The NSA Seems Pretty Stressed About the Threat of Chinese Hackers in US Critical Infrastructure


The United States National Security Agency is often tightlipped about its work and intelligence. But at the Cyberwarcon security conference in Washington DC on Thursday, two members of the agency’s Cybersecurity Collaboration Center had a “call to action” for the cybersecurity community: beware the threat of Chinese government-backed hackers embedding in US critical infrastructure.

Alongside its “Five Eyes” intelligence alliance counterparts, the NSA has been warning since May that a Beijing sponsored group known as Volt Typhoon has been targeting critical infrastructure networks, including power grids, as part of its activity.

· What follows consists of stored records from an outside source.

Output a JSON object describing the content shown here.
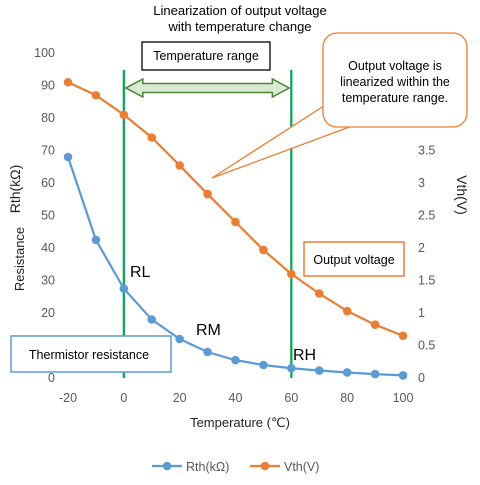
{
  "header": {
    "line1": "Linearization of output voltage",
    "line2": "with temperature change"
  },
  "callouts": {
    "temperature_range": "Temperature range",
    "linearized_line1": "Output voltage is",
    "linearized_line2": "linearized within the",
    "linearized_line3": "temperature range.",
    "output_voltage": "Output voltage",
    "thermistor_resistance": "Thermistor resistance"
  },
  "region_labels": {
    "rl": "RL",
    "rm": "RM",
    "rh": "RH"
  },
  "colors": {
    "rth": "#5b9bd5",
    "vth": "#ed7d31",
    "range_lines": "#00a651",
    "arrow_fill": "#d9ead3",
    "arrow_stroke": "#548235",
    "callout_border": "#ed7d31",
    "rth_box_border": "#5b9bd5"
  },
  "chart_data": {
    "type": "line",
    "x": [
      -20,
      -10,
      0,
      10,
      20,
      30,
      40,
      50,
      60,
      70,
      80,
      90,
      100
    ],
    "xlim": [
      -20,
      100
    ],
    "xticks": [
      -20,
      0,
      20,
      40,
      60,
      80,
      100
    ],
    "xlabel": "Temperature (℃)",
    "y_left": {
      "label_line1": "Resistance",
      "label_line2": "Rth(kΩ)",
      "lim": [
        0,
        100
      ],
      "ticks": [
        0,
        10,
        20,
        30,
        40,
        50,
        60,
        70,
        80,
        90,
        100
      ]
    },
    "y_right": {
      "label": "Vth(V)",
      "lim": [
        0,
        5
      ],
      "ticks": [
        "0",
        "0.5",
        "1",
        "1.5",
        "2",
        "2.5",
        "3",
        "3.5"
      ]
    },
    "series": [
      {
        "name": "Rth(kΩ)",
        "axis": "left",
        "values": [
          68,
          42.5,
          27.5,
          18,
          12,
          8,
          5.5,
          4,
          3,
          2.3,
          1.7,
          1.2,
          0.8
        ]
      },
      {
        "name": "Vth(V)",
        "axis": "right",
        "values": [
          4.55,
          4.35,
          4.05,
          3.7,
          3.27,
          2.83,
          2.4,
          1.97,
          1.6,
          1.3,
          1.03,
          0.82,
          0.65
        ]
      }
    ],
    "range_markers": [
      0,
      60
    ],
    "grid": false,
    "legend": "bottom"
  }
}
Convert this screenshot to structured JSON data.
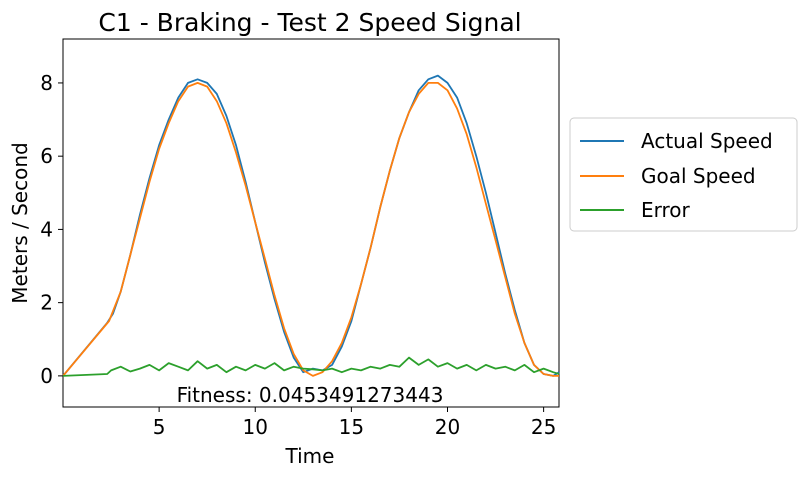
{
  "chart_data": {
    "type": "line",
    "title": "C1 - Braking - Test 2  Speed Signal",
    "xlabel": "Time",
    "ylabel": "Meters / Second",
    "xlim": [
      0,
      25.8
    ],
    "ylim": [
      -0.85,
      9.2
    ],
    "xticks": [
      5,
      10,
      15,
      20,
      25
    ],
    "yticks": [
      0,
      2,
      4,
      6,
      8
    ],
    "grid": false,
    "legend_position": "outside-right",
    "annotation": "Fitness: 0.0453491273443",
    "series": [
      {
        "name": "Actual Speed",
        "color": "#1f77b4",
        "x": [
          0,
          2.3,
          2.6,
          3.0,
          3.5,
          4.0,
          4.5,
          5.0,
          5.5,
          6.0,
          6.5,
          7.0,
          7.5,
          8.0,
          8.5,
          9.0,
          9.5,
          10.0,
          10.5,
          11.0,
          11.5,
          12.0,
          12.5,
          13.0,
          13.5,
          14.0,
          14.5,
          15.0,
          15.5,
          16.0,
          16.5,
          17.0,
          17.5,
          18.0,
          18.5,
          19.0,
          19.5,
          20.0,
          20.5,
          21.0,
          21.5,
          22.0,
          22.5,
          23.0,
          23.5,
          24.0,
          24.5,
          25.0,
          25.5,
          25.8
        ],
        "y": [
          0,
          1.45,
          1.7,
          2.3,
          3.3,
          4.4,
          5.4,
          6.3,
          7.0,
          7.6,
          8.0,
          8.1,
          8.0,
          7.7,
          7.1,
          6.3,
          5.3,
          4.2,
          3.1,
          2.1,
          1.2,
          0.5,
          0.1,
          0.2,
          0.15,
          0.3,
          0.8,
          1.5,
          2.5,
          3.5,
          4.6,
          5.6,
          6.5,
          7.2,
          7.8,
          8.1,
          8.2,
          8.0,
          7.6,
          6.9,
          6.0,
          5.0,
          3.9,
          2.8,
          1.8,
          0.9,
          0.3,
          0.05,
          0.0,
          0.1
        ]
      },
      {
        "name": "Goal Speed",
        "color": "#ff7f0e",
        "x": [
          0,
          2.4,
          3.0,
          3.5,
          4.0,
          4.5,
          5.0,
          5.5,
          6.0,
          6.5,
          7.0,
          7.5,
          8.0,
          8.5,
          9.0,
          9.5,
          10.0,
          10.5,
          11.0,
          11.5,
          12.0,
          12.5,
          13.0,
          13.5,
          14.0,
          14.5,
          15.0,
          15.5,
          16.0,
          16.5,
          17.0,
          17.5,
          18.0,
          18.5,
          19.0,
          19.5,
          20.0,
          20.5,
          21.0,
          21.5,
          22.0,
          22.5,
          23.0,
          23.5,
          24.0,
          24.5,
          25.0,
          25.5,
          25.8
        ],
        "y": [
          0,
          1.5,
          2.3,
          3.3,
          4.3,
          5.3,
          6.2,
          6.9,
          7.5,
          7.9,
          8.0,
          7.9,
          7.5,
          6.9,
          6.1,
          5.2,
          4.2,
          3.2,
          2.2,
          1.3,
          0.6,
          0.15,
          0.0,
          0.1,
          0.4,
          0.9,
          1.6,
          2.5,
          3.5,
          4.6,
          5.6,
          6.5,
          7.2,
          7.7,
          8.0,
          8.0,
          7.8,
          7.3,
          6.6,
          5.7,
          4.7,
          3.7,
          2.7,
          1.7,
          0.9,
          0.3,
          0.05,
          0.0,
          0.0
        ]
      },
      {
        "name": "Error",
        "color": "#2ca02c",
        "x": [
          0,
          2.3,
          2.5,
          3.0,
          3.5,
          4.0,
          4.5,
          5.0,
          5.5,
          6.0,
          6.5,
          7.0,
          7.5,
          8.0,
          8.5,
          9.0,
          9.5,
          10.0,
          10.5,
          11.0,
          11.5,
          12.0,
          12.5,
          13.0,
          13.5,
          14.0,
          14.5,
          15.0,
          15.5,
          16.0,
          16.5,
          17.0,
          17.5,
          18.0,
          18.5,
          19.0,
          19.5,
          20.0,
          20.5,
          21.0,
          21.5,
          22.0,
          22.5,
          23.0,
          23.5,
          24.0,
          24.5,
          25.0,
          25.5,
          25.8
        ],
        "y": [
          0,
          0.05,
          0.15,
          0.25,
          0.12,
          0.2,
          0.3,
          0.15,
          0.35,
          0.25,
          0.15,
          0.4,
          0.2,
          0.3,
          0.1,
          0.25,
          0.15,
          0.3,
          0.2,
          0.35,
          0.15,
          0.25,
          0.2,
          0.18,
          0.15,
          0.2,
          0.1,
          0.2,
          0.15,
          0.25,
          0.2,
          0.3,
          0.25,
          0.5,
          0.3,
          0.45,
          0.25,
          0.35,
          0.2,
          0.3,
          0.15,
          0.3,
          0.2,
          0.25,
          0.15,
          0.3,
          0.1,
          0.2,
          0.1,
          0.05
        ]
      }
    ]
  }
}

Officials emphasized on Thursday that network administrators and security teams need to be on the lookout for suspicious activity where hackers are manipulating and misusing legitimate tools rather than malware—an approach known as “living off the land”—to carry out clandestine operations. They added, though, that the Chinese government also develops novel intrusion techniques and malware thanks to a substantial stockpile of zero-day vulnerabilities hackers can weaponize and exploit. Beijing collects these bugs through its own research as well as a law which requires vulnerability disclosure.

“The [People’s Republic of China] works to gain unauthorized access to systems and wait for the best time to exploit these networks,” Morgan Adamski, director of the NSA’s Cybersecurity Collaboration Center said on Thursday. “The threat is extremely sophisticated and pervasive. It is not easy to find. It is pre-positioning with intent to quietly burrow into critical networks for the long haul. The fact that these actors are in critical infrastructure is unacceptable and it is something that we are taking very seriously—something that we are concerned about.”

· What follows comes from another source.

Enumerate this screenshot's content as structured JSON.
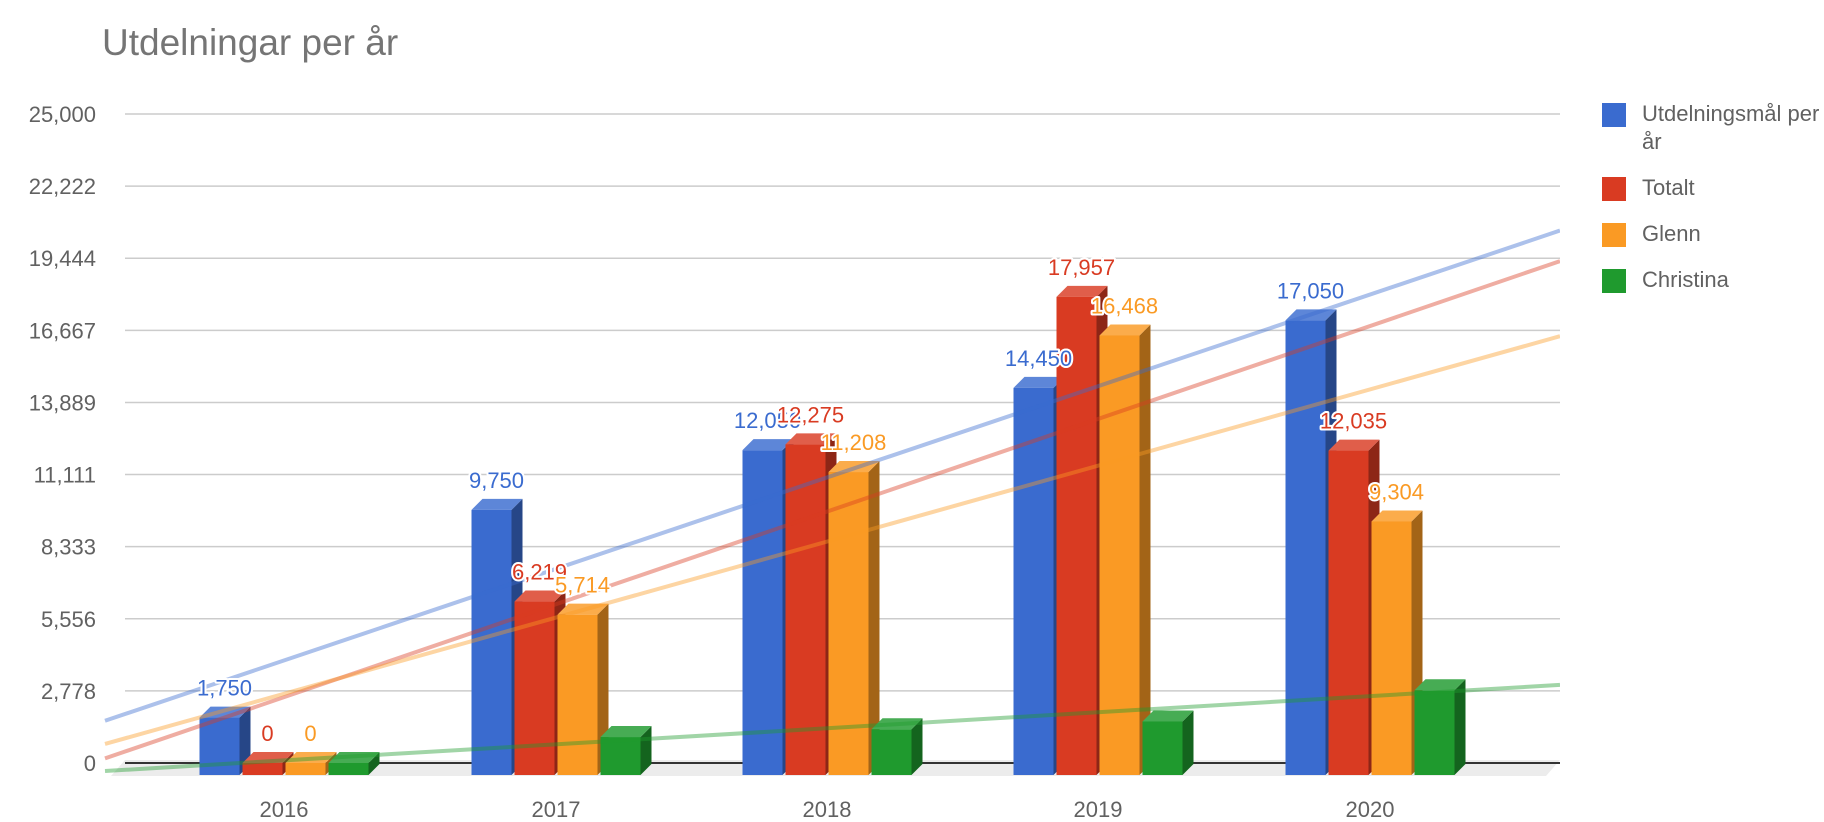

Microsoft’s Mark Parsons and Judy Ng gave an update on Volt Typhoon’s activity later in the day at Cyberwarcon. They noted that after seemingly becoming dormant in the spring and most of the summer, the group reappeared in August with improved operational security to make its activity more difficult to track. Volt Typhoon has continued attacking universities and US Army Reserve Officers’ Training Corps programs—a type of victim the group particularly favors, but has also been observed targeting additional US utility companies.

“We think Volt Typhoon is doing this for espionage-related activity, but in addition we think there’s an element that they could use it for destruction or disruption in a time of need,” Microsoft’s Ng said on Thursday.

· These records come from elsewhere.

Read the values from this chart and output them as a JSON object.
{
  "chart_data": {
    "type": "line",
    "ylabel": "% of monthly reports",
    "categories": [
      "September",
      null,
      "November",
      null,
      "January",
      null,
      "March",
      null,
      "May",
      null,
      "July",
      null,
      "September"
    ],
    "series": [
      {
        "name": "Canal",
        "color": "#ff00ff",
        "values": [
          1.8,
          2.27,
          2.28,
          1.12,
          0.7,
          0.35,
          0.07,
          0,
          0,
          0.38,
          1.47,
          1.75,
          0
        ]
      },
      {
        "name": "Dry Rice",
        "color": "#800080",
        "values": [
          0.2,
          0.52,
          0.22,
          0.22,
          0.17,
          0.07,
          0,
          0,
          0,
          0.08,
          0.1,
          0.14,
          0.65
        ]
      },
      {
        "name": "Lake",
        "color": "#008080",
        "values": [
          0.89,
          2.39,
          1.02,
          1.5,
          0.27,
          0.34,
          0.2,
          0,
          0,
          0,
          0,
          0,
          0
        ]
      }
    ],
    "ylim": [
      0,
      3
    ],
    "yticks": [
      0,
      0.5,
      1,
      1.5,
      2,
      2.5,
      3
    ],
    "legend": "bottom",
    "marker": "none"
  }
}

The NSA’s Adamski and Josh Zaritsky, chief operations officer of the Cybersecurity Collaboration Center, urged network defenders to manage and audit their system logs for anomalous activity, and store logs such that they can’t be deleted by an attacker who gains system access and is looking to hide their tracks.

The two also emphasized best practices like two-factor authentication and limiting users’ and admin’s system privileges to minimize the possibility that attackers can compromise and exploit accounts in the first place for access. And they emphasized that not only is it necessary to patch software vulnerabilities, it is crucial to then go back and check logs and records to make sure that there aren’t signs that the bug was exploited before it was patched.

“We are going to need internet service providers, cloud providers, endpoint companies, cybersecurity companies, device manufacturers everybody in this fight together and this is a fight for our US critical infrastructure,” Adamski said. “The products, the services that we rely on, everything that matters—that’s why this is important.”